"Non, pas lui…" Cette petite voix intérieure résonne régulièrement chez tous les professionnels de santé amenés à revoir en consultation certains patients bien particuliers. Ces patients difficiles, "heartsink", mettent leur patience à rude épreuve et peuvent susciter de l’agacement, voire du découragement pour certains soignants. En cette période de défiance médicale, difficile de les manquer.

Lors des rencontres nationales de Reagjir, organisées les 3 et 4 juin, le syndicat de jeunes médecins généralistes avait organisé un atelier qui leur était consacré. "Nous nous intéressons au bien-être au travail et à la prévention du burn-out, et parler des patients qui nous irritent et nous mettent sur la défensive nous paraissait important", explique le Dr Marie Bonneau, médecin généraliste et trésorière adjointe du syndicat, présente lors de l’atelier. Car pour certains, la prise en charge de ces patients relève seulement d’un mauvais moment à passer, mais pour d’autres, ces situations présentent un véritable défi professionnel.

"Ne pas étiqueter les patients"

L’atelier a réuni une trentaine de praticiens, invités notamment à définir ces patients par les émotions qu’ils provoquent. "Énervement", "nœud dans l’estomac", patient "anti-médecine, anti-sciences, anti-vaccins", "chronophage", "énergivore", "au comportement horripilant". Une "belle palette d’émotions a été exprimée", note ainsi Marie Bonneau.

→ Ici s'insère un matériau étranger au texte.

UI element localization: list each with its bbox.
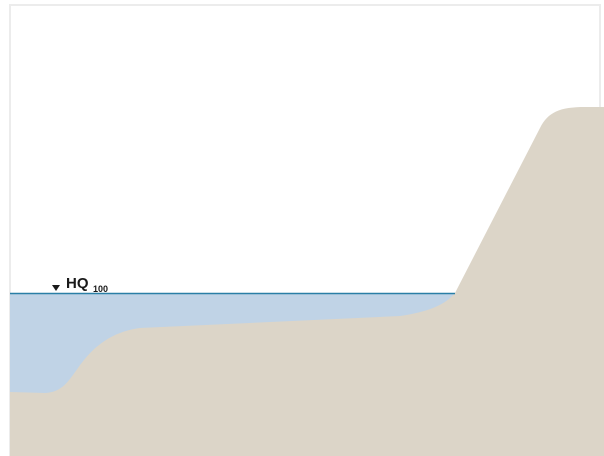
level-label: HQ [66, 275, 89, 292]
diagram: HQ 100 [0, 0, 604, 456]
level-subscript: 100 [93, 284, 108, 294]
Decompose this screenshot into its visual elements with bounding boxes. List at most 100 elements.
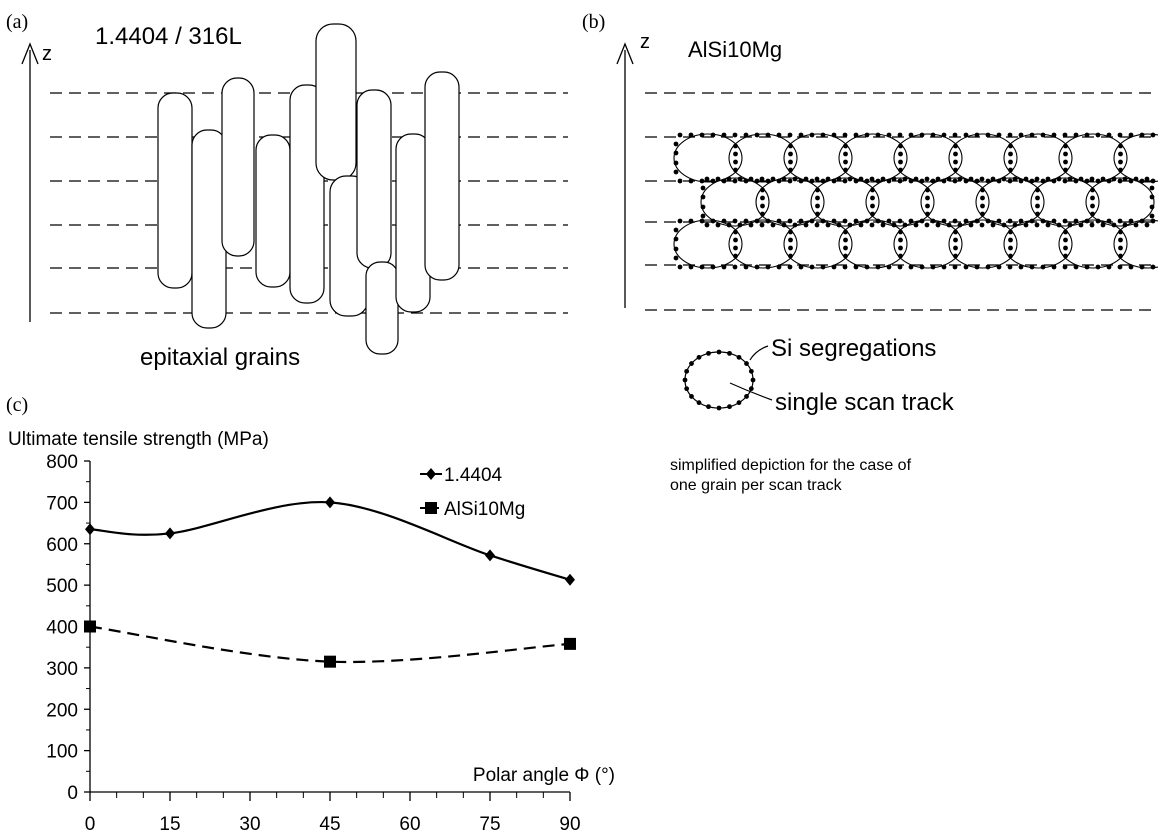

Mais ces émotions vont plus loin : "Il y a aussi la peur de mal prendre en charge". Une inquiétude fondée, car chez ces patients, des expressions symptomatiques atypiques peuvent induire les médecins en erreur. C’est donc dans l’intérêt des patients et des professionnels de santé qu’il est nécessaire d’avoir une réflexion autour de ces prises en charge. "Il est important de ne pas étiqueter ces patients, poursuit la généraliste. Le terme de patient heartsink est issu des années 1980, où l’on aimait créer des typologies de patients et des stratégies pour chacune d’entre elle. Mais il ne faut pas les identifier comme problèmes, car ce qui est dysfonctionnel, c’est avant tout la relation entre le patient et le professionnel." Il n’y a en effet pas de profil particulier de patient, à en croire les retours d’expérience des praticiens présents à l’atelier. En revanche, les réactions des professionnels sont similaires.

Groupes de parole

Quelle est alors la limite ? "C’est celle qu’on se fixe, répond Marie Bonneau. Ce qui est parfois compliqué. Lorsque la relation devient impossible, on peut toujours rendre le dossier au patient et l’orienter. Mais dans un désert médical par exemple, l’équation est différente, et ce choix n’est pas anodin."

Plusieurs réponses peuvent s’envisager, au-delà des stratégies individuelles de discussion avec les patients, ou même de résignation lorsque le constat d’impuissance est total. "L’échange avec des confrères s’avère bénéfique, souligne Marie Bonneau. En cabinet de groupe, dans les équipes de soins, en MSP, c’est plus facile de discuter avec d’autres médecins qui ne connaissent pas le patient en question, mais aussi avec les autres professionnels de santé amenés à intervenir dans son parcours de soin."

Des groupes d’écoute existent aussi pour soutenir les professionnels qui se sentiraient en difficulté. Pendant l’atelier, les groupes Balint ont été évoqués. Ce sont des groupes de parole d’une dizaine de soignants, encadrés par deux leaders avec une formation psychanalytique, qui se réunissent régulièrement. Pendant les réunions, les membres peuvent présenter un cas clinique et exposer la relation conflictuelle qu’ils ont pu avoir avec leur patient.

Des groupes de supervision entre pairs existent aussi : ils permettent de rassembler des professionnels de santé autour d’un psychothérapeute. Mais ces groupes, formés par affinités ou par réseau, sont plus difficiles à trouver. Quelle que soit la solution envisagée, la parole et l’écoute de professionnels en difficulté sera bénéfique. Et pour s’engager dans ces discussions, il faudra rompre l’isolement que peut imposer l’exercice libéral.